A similar defence has been put up for another Jamaat leader, Delwar Hossain Sayedee — he is not the “Deilla Razakar” who was behind the massacres in Pirojpur in 1971. For the four decades that Jamaat leaders like Quader Mollah or Delwar Hossain Sayedee have been part of the politics of independent Bangladesh, there was no attempt by them or their party to deny that they were the same set of leaders who fought and killed for an united Pakistan in 1971. The resolution in the Pakistan National Assembly, mourning Mollah’s hanging and expressing concern over it, has exposed the Jamaat. This does not help their cause at all in Bangladesh, where both the young and the old are fiercely proud of their hard-won independence. The war-crime trials have resurrected the history of the country’s birth and driven home to the younger generation that political Islam and secular Bengali nationalism, on which the nation was created over an “ocean of blood”, are incompatible. The Shahbagh protests have shown on which side young Bangladesh, specially the women, will be in its struggle for identity, which Lawrence Lifschultz has called the “unfinished revolution”.
But the Jamaat-e-Islami — which has been de-registered in Bangladesh during the current Wajed regime because its party Constitution is incompatible with the spirit of the country’s polity — cannot be written off. It is a force-multiplier for the anti-Awami League Opposition, the only party capable of causing terror on the streets.
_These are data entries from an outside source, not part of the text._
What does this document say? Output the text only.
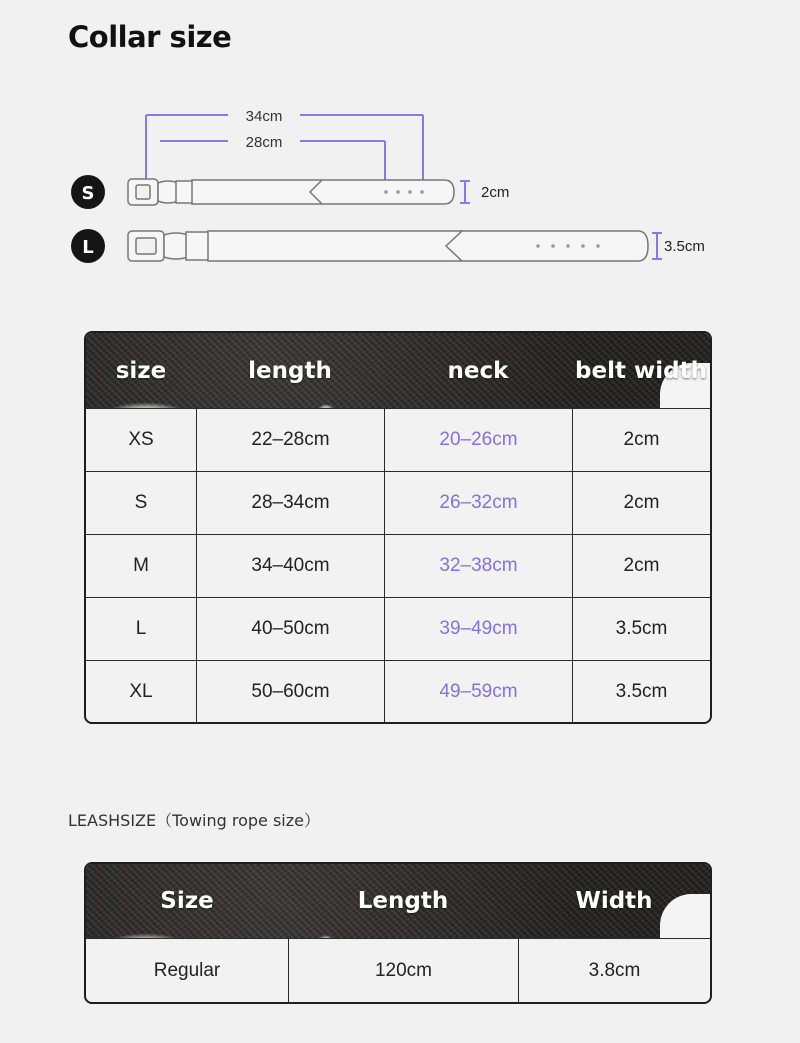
Collar size
34cm
28cm
S	2cm
L	3.5cm
size	length	neck	belt width
XS	22–28cm	20–26cm	2cm
S	28–34cm	26–32cm	2cm
M	34–40cm	32–38cm	2cm
L	40–50cm	39–49cm	3.5cm
XL	50–60cm	49–59cm	3.5cm
LEASHSIZE（Towing rope size）
Size	Length	Width
Regular	120cm	3.8cm
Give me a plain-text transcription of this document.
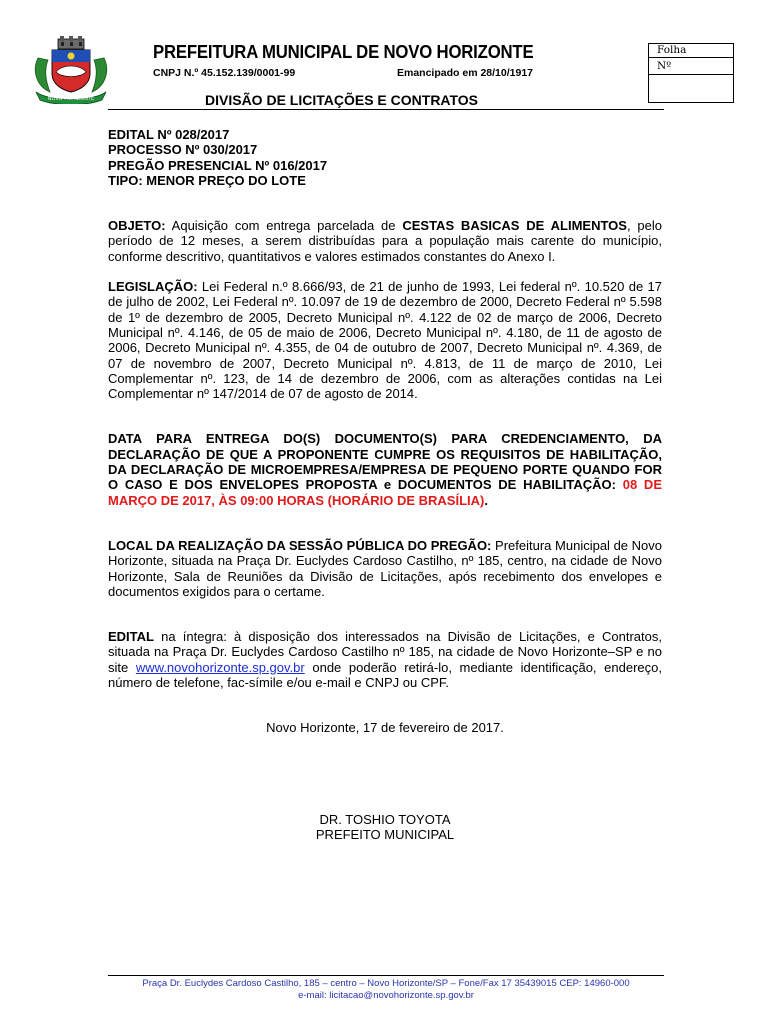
NOVO HORIZONTE
PREFEITURA MUNICIPAL DE NOVO HORIZONTE
CNPJ N.º 45.152.139/0001-99	Emancipado em 28/10/1917
Folha
Nº
DIVISÃO DE LICITAÇÕES E CONTRATOS
EDITAL Nº 028/2017
PROCESSO Nº 030/2017
PREGÃO PRESENCIAL Nº 016/2017
TIPO: MENOR PREÇO DO LOTE

OBJETO: Aquisição com entrega parcelada de CESTAS BASICAS DE ALIMENTOS, pelo período de 12 meses, a serem distribuídas para a população mais carente do município, conforme descritivo, quantitativos e valores estimados constantes do Anexo I.

LEGISLAÇÃO: Lei Federal n.º 8.666/93, de 21 de junho de 1993, Lei federal nº. 10.520 de 17 de julho de 2002, Lei Federal nº. 10.097 de 19 de dezembro de 2000, Decreto Federal nº 5.598 de 1º de dezembro de 2005, Decreto Municipal nº. 4.122 de 02 de março de 2006, Decreto Municipal nº. 4.146, de 05 de maio de 2006, Decreto Municipal nº. 4.180, de 11 de agosto de 2006, Decreto Municipal nº. 4.355, de 04 de outubro de 2007, Decreto Municipal nº. 4.369, de 07 de novembro de 2007, Decreto Municipal nº. 4.813, de 11 de março de 2010, Lei Complementar nº. 123, de 14 de dezembro de 2006, com as alterações contidas na Lei Complementar nº 147/2014 de 07 de agosto de 2014.

DATA PARA ENTREGA DO(S) DOCUMENTO(S) PARA CREDENCIAMENTO, DA DECLARAÇÃO DE QUE A PROPONENTE CUMPRE OS REQUISITOS DE HABILITAÇÃO, DA DECLARAÇÃO DE MICROEMPRESA/EMPRESA DE PEQUENO PORTE QUANDO FOR O CASO E DOS ENVELOPES PROPOSTA e DOCUMENTOS DE HABILITAÇÃO: 08 DE MARÇO DE 2017, ÀS 09:00 HORAS (HORÁRIO DE BRASÍLIA).

LOCAL DA REALIZAÇÃO DA SESSÃO PÚBLICA DO PREGÃO: Prefeitura Municipal de Novo Horizonte, situada na Praça Dr. Euclydes Cardoso Castilho, nº 185, centro, na cidade de Novo Horizonte, Sala de Reuniões da Divisão de Licitações, após recebimento dos envelopes e documentos exigidos para o certame.

EDITAL na íntegra: à disposição dos interessados na Divisão de Licitações, e Contratos, situada na Praça Dr. Euclydes Cardoso Castilho nº 185, na cidade de Novo Horizonte–SP e no site www.novohorizonte.sp.gov.br onde poderão retirá-lo, mediante identificação, endereço, número de telefone, fac-símile e/ou e-mail e CNPJ ou CPF.

Novo Horizonte, 17 de fevereiro de 2017.

DR. TOSHIO TOYOTA
PREFEITO MUNICIPAL
Praça Dr. Euclydes Cardoso Castilho, 185 – centro – Novo Horizonte/SP – Fone/Fax 17 35439015 CEP: 14960-000
e-mail: licitacao@novohorizonte.sp.gov.br
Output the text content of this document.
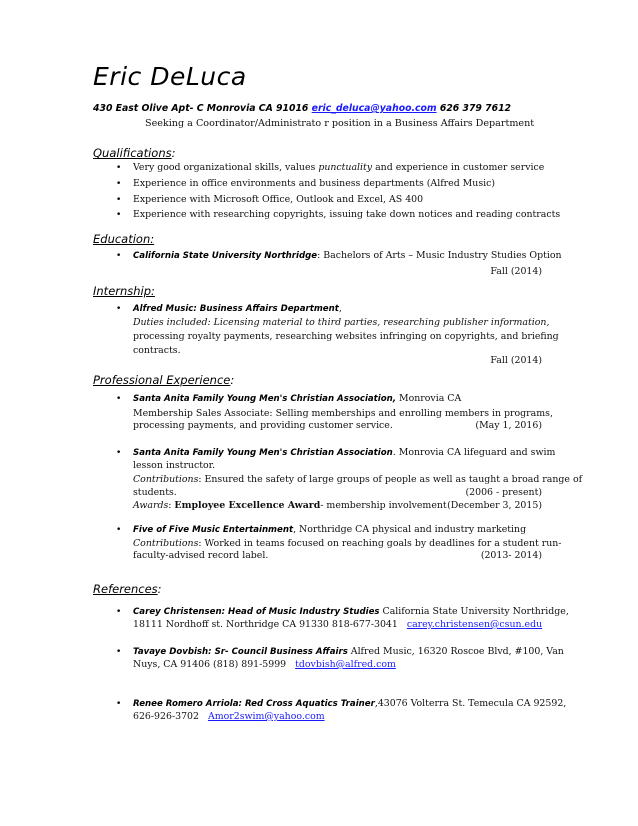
Eric DeLuca
430 East Olive Apt- C Monrovia CA 91016 eric_deluca@yahoo.com 626 379 7612
Seeking a Coordinator/Administrato r position in a Business Affairs Department
Qualifications:
• Very good organizational skills, values punctuality and experience in customer service
• Experience in office environments and business departments (Alfred Music)
• Experience with Microsoft Office, Outlook and Excel, AS 400
• Experience with researching copyrights, issuing take down notices and reading contracts
Education:
• California State University Northridge: Bachelors of Arts – Music Industry Studies Option
Fall (2014)
Internship:
• Alfred Music: Business Affairs Department,
Duties included: Licensing material to third parties, researching publisher information,
processing royalty payments, researching websites infringing on copyrights, and briefing
contracts.
Fall (2014)
Professional Experience:
• Santa Anita Family Young Men's Christian Association, Monrovia CA
Membership Sales Associate: Selling memberships and enrolling members in programs,
processing payments, and providing customer service.	(May 1, 2016)
• Santa Anita Family Young Men's Christian Association. Monrovia CA lifeguard and swim
lesson instructor.
Contributions: Ensured the safety of large groups of people as well as taught a broad range of
students.	(2006 - present)
Awards: Employee Excellence Award- membership involvement (December 3, 2015)
• Five of Five Music Entertainment, Northridge CA physical and industry marketing
Contributions: Worked in teams focused on reaching goals by deadlines for a student run-
faculty-advised record label.	(2013- 2014)
References:
• Carey Christensen: Head of Music Industry Studies California State University Northridge,
18111 Nordhoff st. Northridge CA 91330 818-677-3041 carey.christensen@csun.edu
• Tavaye Dovbish: Sr- Council Business Affairs Alfred Music, 16320 Roscoe Blvd, #100, Van
Nuys, CA 91406 (818) 891-5999 tdovbish@alfred.com
• Renee Romero Arriola: Red Cross Aquatics Trainer,43076 Volterra St. Temecula CA 92592,
626-926-3702 Amor2swim@yahoo.com
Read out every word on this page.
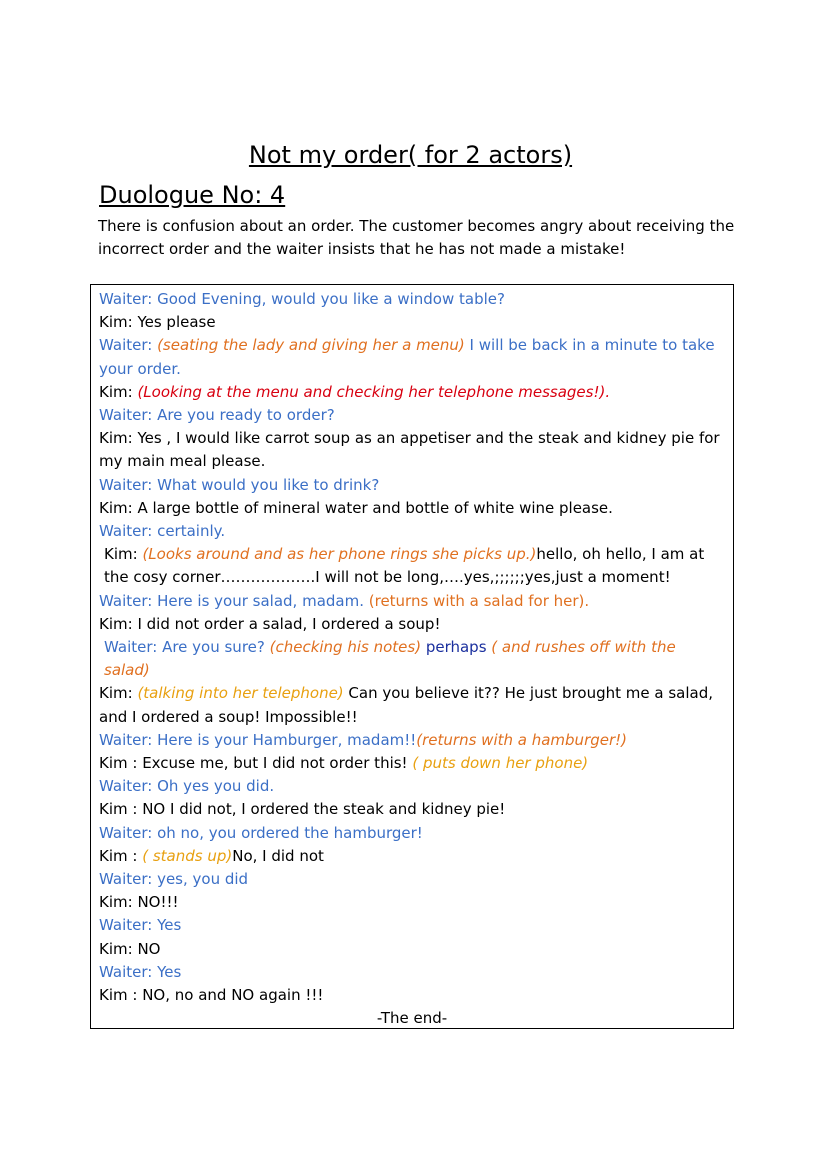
Not my order( for 2 actors)
Duologue No: 4

There is confusion about an order. The customer becomes angry about receiving the incorrect order and the waiter insists that he has not made a mistake!

Waiter: Good Evening, would you like a window table?

Kim: Yes please

Waiter: (seating the lady and giving her a menu) I will be back in a minute to take your order.

Kim: (Looking at the menu and checking her telephone messages!).

Waiter: Are you ready to order?

Kim: Yes , I would like carrot soup as an appetiser and the steak and kidney pie for my main meal please.

Waiter: What would you like to drink?

Kim: A large bottle of mineral water and bottle of white wine please.

Waiter: certainly.

Kim: (Looks around and as her phone rings she picks up.)hello, oh hello, I am at the cosy corner……………….I will not be long,….yes,;;;;;;yes,just a moment!

Waiter: Here is your salad, madam. (returns with a salad for her).

Kim: I did not order a salad, I ordered a soup!

Waiter: Are you sure? (checking his notes) perhaps ( and rushes off with the salad)

Kim: (talking into her telephone) Can you believe it?? He just brought me a salad, and I ordered a soup! Impossible!!

Waiter: Here is your Hamburger, madam!!(returns with a hamburger!)

Kim : Excuse me, but I did not order this! ( puts down her phone)

Waiter: Oh yes you did.

Kim : NO I did not, I ordered the steak and kidney pie!

Waiter: oh no, you ordered the hamburger!

Kim : ( stands up)No, I did not

Waiter: yes, you did

Kim: NO!!!

Waiter: Yes

Kim: NO

Waiter: Yes

Kim : NO, no and NO again !!!

-The end-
The BNP needs it to add muscle to its street power and minuscule vote-bank, turning the tide against the Awami League.
The Jamaat violence, however, may provide Bangladesh a way out of the inferno. The country is headed for a farcical election in which 151 seats in a house of 300 have returned winners uncontested. Khaleda Zia says that the BNP will not contest if Wajed remains at the helm, and Wajed refuses to step down, offering the BNP all it wants in her ‘all-party government’. Now the Jamaat violence gives the government a chance to opt for a state of Emergency, deploy the army to control the worsening law and order, stop the farcical election process, and allow enough time for the negotiations between the Awami League and the BNP to lead to an acceptable solution, with or without UN mediation. A long Emergency may raise fears about democracy, but a short spell of a few months may give Bangladesh the breather it needs, while allowing the war-crime trials to continue.
But it seems that Wajed is determined to push ahead with the January 5 polls. Two senior leaders of her party have indicated that they will continue negotiations with the BNP, started by Fernandez-Taranco, but a possible consensus that may emerge will be valid for the next elections, not the present one. Returning to power through a sham of an election will leave the Awami League with the challenge to confront the stink of ‘murdering democracy’, unless another election is held fairly soon. If the Opposition agitation becomes more violent and the worsening law and order cannot be controlled, Bangladesh may soon brace for an extra-constitutional intervention from within or without — with active encouragement from the West, specially from the US.